I felt sad for these people. They obviously knew nothing about physical self-care - or they didn't want to take responsibility for their health and wellbeing.

We were in the air for about an hour when a flight attendant asked if there were any medical personnel aboard. I immediately knew it was about the same woman. After a doctor or nurse attended to her, the pilot announced that we would be doing an emergency landing in Des Moines to get the woman to a hospital.

As a result of having to make the unscheduled landing, we were about an hour late. For me, it was just an inconvenience. I was not thrilled with getting home an hour late and not get enough sleep, but I knew that I would be okay. However, many others had connecting flights they were going to miss, and of course I don't know what consequences that had for them.

I started to think about how many people are affected by someone who doesn't take responsibility for his or her health and wellbeing. Whether due to alcoholism, drug addiction, food addiction, eating junk food, never exercising, not learning to manage their stress or not getting enough sleep, these people are physically abandoning themselves. They are not only letting themselves down, they are letting down many others, such as close family members and good friends. In this case, the woman had negatively affected many people she didn't even know.

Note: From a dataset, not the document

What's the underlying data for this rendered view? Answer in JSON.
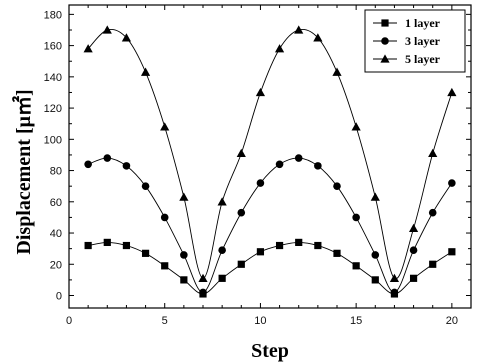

I don't know whether or not the woman on the plane even cared that her choices to physically abandon herself affected so many others. I do know that she seemed to be very demanding of the woman attending to her and of her husband. Both of them seemed scared of her reaction if they didn't immediately attend to her every need. At one point, the attending woman had to take the ill woman's shoe off because her foot hurt, and the ill woman was way too heavy to take her own shoe off. And then the ill woman got annoyed at the attending woman for how she put the shoe back on.

It seems to me that there is a kind of narcissism going on with people who don't seem to care about the effect their physical self-abandonment has on others. In my brief exposure to the ill woman, this seemed to be the case.

While I understand that people turn to many addictions to avoid their pain, in today's world with the Internet, anyone who wants to learn how to manage their painful feelings can find the help they need. But of course, they have to want the help. They certainly have the right to keep abandoning themselves, but what about the high cost of this self-abandonment? What about the high cost on people who care about them? What about the high cost to our health care system? And what about the high cost on their own inner child who is deeply suffering from the physical pain of living in an ill body?

If you are physically abandoning yourself, I hope today you consider the high cost to you and to others who care about you. I hope you consider learning how to love yourself by learning how to create a healthy body for your wonderful inner child to live in.